Real harm can often be perpetrated by the kindest, most well intentioned people. Real suffering can result from the best intentions. And because of the genuineness and decency of those responsible, the harm is often all the greater.
By way of example, consider the parents of a child who decide that prayer should take the place of medical treatment. In the United States every year we hear how otherwise healthy children are denied care, often for easily treated conditions such as diabetes. They die slow, agonising, delirious deaths. Or what about the pro-life family planning groups who maintain that in all circumstances abortion is murder? How many unwanted children have been born into squalor on the back of that? And how many young girls have damaged themselves or sought back alley solutions rather than confess to carrying new life? Or on a less lethal note, what about parents who teach kids that Genesis is literal and that the world is less the 10,000 years old, thus raising a child to be scientifically illiterate?
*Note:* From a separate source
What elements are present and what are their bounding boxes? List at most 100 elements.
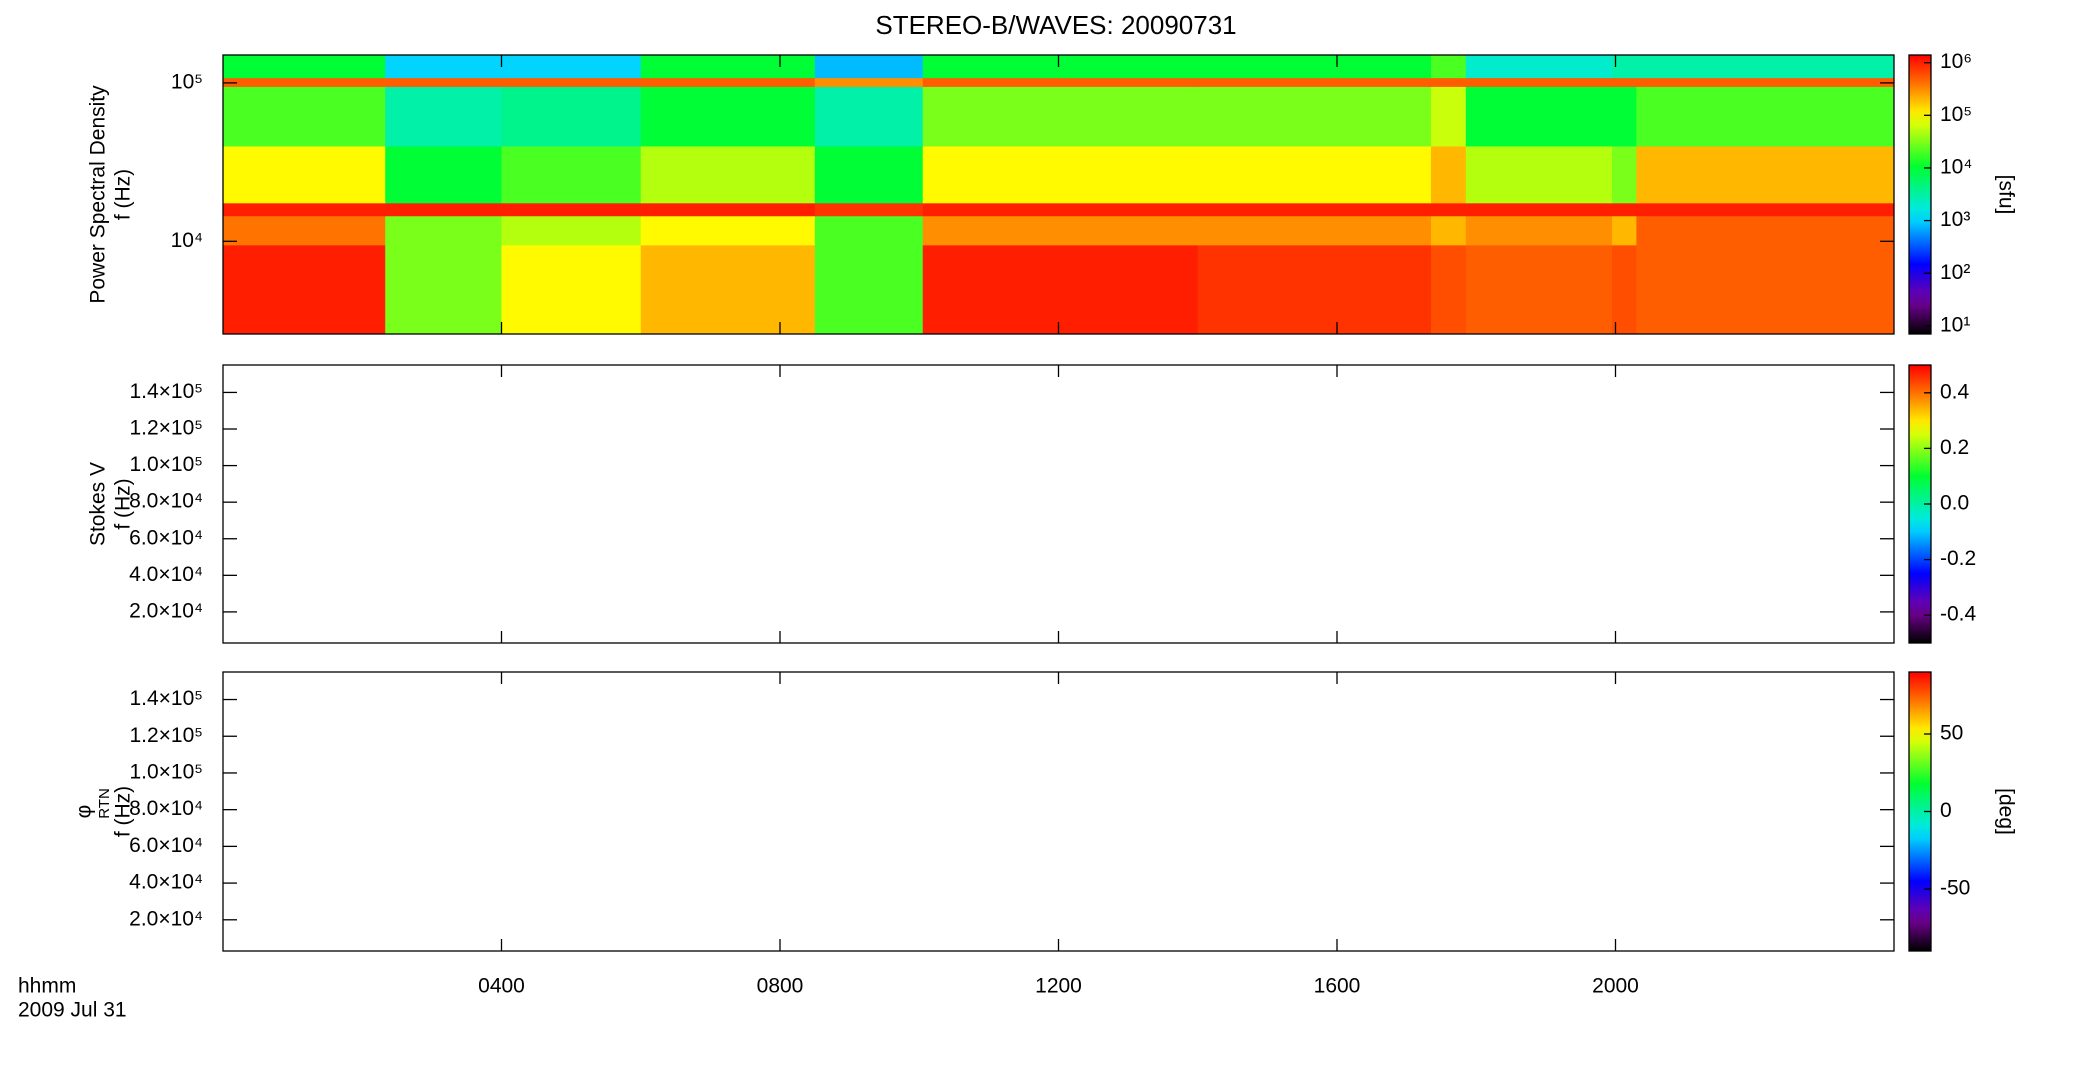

I wonder how many views we form that we actually reached for ourselves rather than simply absorbing them from family or culture? It's something I ask myself because I do my flawed best to apprehend the world around me with as much accuracy and honesty as I can. As I reflect I am grateful to my parents that they never tried to indoctrinate me. I was allowed space to form ideas, to get it wrong, to learn. I hope that's enabled me to mature with a healthy ability to accommodate new information without a wall of natural biases rising up to prevent this.
Now over to you. Ponder the following. Of your values and beliefs, how able are you to identify their source? Did you absorb them? Or did they engulf you? Can you recall periods in your life when you really had to think something through? How did you do this, and to whom did you speak? Did you step beyond the people you knew would agree with you? Did you actively seek to test the ideas you hold so dear?
As a father I'm anxious that I don't shoehorn my ideas into my kids. I want to give them freedom to think about the world and their place in it. This is one of the reasons I dislike indoctrination of any kind. It narrows the view, restrains the mind, and as far as I can tell does more harm than good. Worse, it traps people, often bright and capable people within a fog of ignorance that they rarely emerge from once certain thought patterns are fixed.
Like concrete, indoctrination weighs the mind down and starves it of movement. I know this from experience and there's rarely a day that passes when I don't reflect upon it. And those who fooled me were kind people, loving people, warm and generous and delightful. It saddens me then, that they remain so unaware that the people they fool most is themselves.